À quelques détails près, les partis politiques népalais ont tous des plateformes similaires à l’égard de la Chine. L’attitude maoïste en regard à la religion, couplée au sérieux de leur démarche démontré par la prise de mesures concrètes lors de leur passage au pouvoir, représente définitivement un avantage comparatif aux yeux de la Chine. Voilà sans doute la variable la plus susceptible d’expliquer le soutien que Pékin semble vouloir continuer d’apporter aux maoïstes et ce, malgré la reprise de leurs activités de déstabilisation. Un Népal dépourvu de son identité hindouiste faciliterait la propagation de l’idéologie maoïste dans le pays, ce qui créerait du même coup un environnement favorable à la pénétration chinoise.

Cette lecture des derniers développements survenus dans les relations Chine/maoïstes confirme une fois de plus le fait que Pékin ait définitivement mis de côté le principe de « fraternité révolutionnaire » dans la poursuite de ses relations internationales. Dans les années qui suivirent la fondation du groupe rebelle, la Chine n’avait ni financé, ni aidé l’organisation. Au contraire, elle choisit plutôt de jouer de son influence pour lui mettre des bâtons dans les roues. Ce n’est qu’une fois les maoïstes au pouvoir que la Chine commença à se rapprocher de ceux-ci. Les affinités idéologiques n’y étant pour rien, la Chine ne serait plutôt motivée que par des calculs pragmatiques cherchant à améliorer sa position à long terme en Asie.
Cette attitude semble vouloir lui sourire. L’idée d’exporter ses idées à la pointe du fusil lui coûta très cher par le passé. Les succès furent pour le moins limités, les ennemis ainsi créés, nombreux.

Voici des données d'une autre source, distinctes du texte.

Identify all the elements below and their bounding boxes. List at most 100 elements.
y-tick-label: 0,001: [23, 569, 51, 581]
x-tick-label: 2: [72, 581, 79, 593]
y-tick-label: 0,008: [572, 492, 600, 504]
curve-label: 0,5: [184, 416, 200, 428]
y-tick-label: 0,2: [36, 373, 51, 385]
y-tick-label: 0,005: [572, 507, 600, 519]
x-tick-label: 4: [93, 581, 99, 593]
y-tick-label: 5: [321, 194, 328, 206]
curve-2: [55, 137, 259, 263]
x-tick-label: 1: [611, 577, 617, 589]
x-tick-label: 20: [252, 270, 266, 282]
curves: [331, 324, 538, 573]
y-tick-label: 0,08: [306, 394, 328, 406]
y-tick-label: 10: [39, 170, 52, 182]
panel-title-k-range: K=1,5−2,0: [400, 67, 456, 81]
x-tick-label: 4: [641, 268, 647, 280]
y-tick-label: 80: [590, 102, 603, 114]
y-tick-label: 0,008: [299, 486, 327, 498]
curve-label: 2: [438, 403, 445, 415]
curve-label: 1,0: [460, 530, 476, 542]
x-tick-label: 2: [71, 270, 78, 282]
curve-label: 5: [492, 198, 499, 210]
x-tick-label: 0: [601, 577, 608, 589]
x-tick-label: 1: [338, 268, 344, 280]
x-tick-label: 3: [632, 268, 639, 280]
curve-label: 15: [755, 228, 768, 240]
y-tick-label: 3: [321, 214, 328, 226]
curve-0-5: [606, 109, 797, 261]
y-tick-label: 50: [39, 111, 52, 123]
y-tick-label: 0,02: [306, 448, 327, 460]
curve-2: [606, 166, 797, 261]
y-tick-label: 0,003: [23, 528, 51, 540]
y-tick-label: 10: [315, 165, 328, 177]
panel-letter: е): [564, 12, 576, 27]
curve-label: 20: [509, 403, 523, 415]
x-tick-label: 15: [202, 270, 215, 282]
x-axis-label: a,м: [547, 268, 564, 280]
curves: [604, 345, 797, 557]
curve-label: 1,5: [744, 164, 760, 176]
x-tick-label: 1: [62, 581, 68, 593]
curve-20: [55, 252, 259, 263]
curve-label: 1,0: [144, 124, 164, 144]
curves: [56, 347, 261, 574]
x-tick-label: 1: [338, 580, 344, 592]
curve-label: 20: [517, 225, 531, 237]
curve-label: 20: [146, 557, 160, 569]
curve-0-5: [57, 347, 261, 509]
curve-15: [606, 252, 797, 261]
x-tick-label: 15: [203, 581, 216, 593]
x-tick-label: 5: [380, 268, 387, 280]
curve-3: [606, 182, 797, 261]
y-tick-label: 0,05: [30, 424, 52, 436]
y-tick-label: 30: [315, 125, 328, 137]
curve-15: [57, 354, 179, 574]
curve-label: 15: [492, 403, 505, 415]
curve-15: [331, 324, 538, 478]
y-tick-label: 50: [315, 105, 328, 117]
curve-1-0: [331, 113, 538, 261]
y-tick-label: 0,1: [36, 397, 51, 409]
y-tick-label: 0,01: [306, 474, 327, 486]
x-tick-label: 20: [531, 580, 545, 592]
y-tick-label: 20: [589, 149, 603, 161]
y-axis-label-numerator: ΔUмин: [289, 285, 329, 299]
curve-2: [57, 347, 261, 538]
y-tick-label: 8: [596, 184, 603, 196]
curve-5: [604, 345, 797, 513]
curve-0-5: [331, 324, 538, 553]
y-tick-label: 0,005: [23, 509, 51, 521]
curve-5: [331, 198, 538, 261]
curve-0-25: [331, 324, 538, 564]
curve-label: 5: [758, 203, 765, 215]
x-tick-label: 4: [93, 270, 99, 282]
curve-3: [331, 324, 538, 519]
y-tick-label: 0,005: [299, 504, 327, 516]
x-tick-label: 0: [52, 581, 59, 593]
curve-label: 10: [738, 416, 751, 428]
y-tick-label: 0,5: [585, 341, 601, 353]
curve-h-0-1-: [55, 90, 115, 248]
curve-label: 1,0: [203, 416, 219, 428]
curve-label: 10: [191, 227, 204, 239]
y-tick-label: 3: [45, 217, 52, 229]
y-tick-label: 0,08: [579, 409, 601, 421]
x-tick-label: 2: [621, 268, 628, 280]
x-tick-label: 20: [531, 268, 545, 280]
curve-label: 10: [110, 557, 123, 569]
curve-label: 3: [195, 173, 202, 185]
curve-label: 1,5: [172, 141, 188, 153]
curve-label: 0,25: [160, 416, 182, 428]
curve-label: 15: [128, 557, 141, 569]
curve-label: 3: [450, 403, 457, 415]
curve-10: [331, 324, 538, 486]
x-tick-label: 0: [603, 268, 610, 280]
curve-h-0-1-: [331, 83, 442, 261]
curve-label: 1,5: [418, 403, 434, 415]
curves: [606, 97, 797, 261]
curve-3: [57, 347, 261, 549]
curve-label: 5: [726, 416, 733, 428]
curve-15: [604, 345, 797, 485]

Pacifiste, le nouveau style diplomatique chinois, additionné à des résultats économiques exceptionnels, change complètement la façon dont plusieurs pays perçoivent la Chine. Ne se trouvant plus sous le poids de la menace, bon nombre d’entre eux décident désormais d’imiter volontairement ce qui est aujourd’hui considéré comme « le modèle chinois ».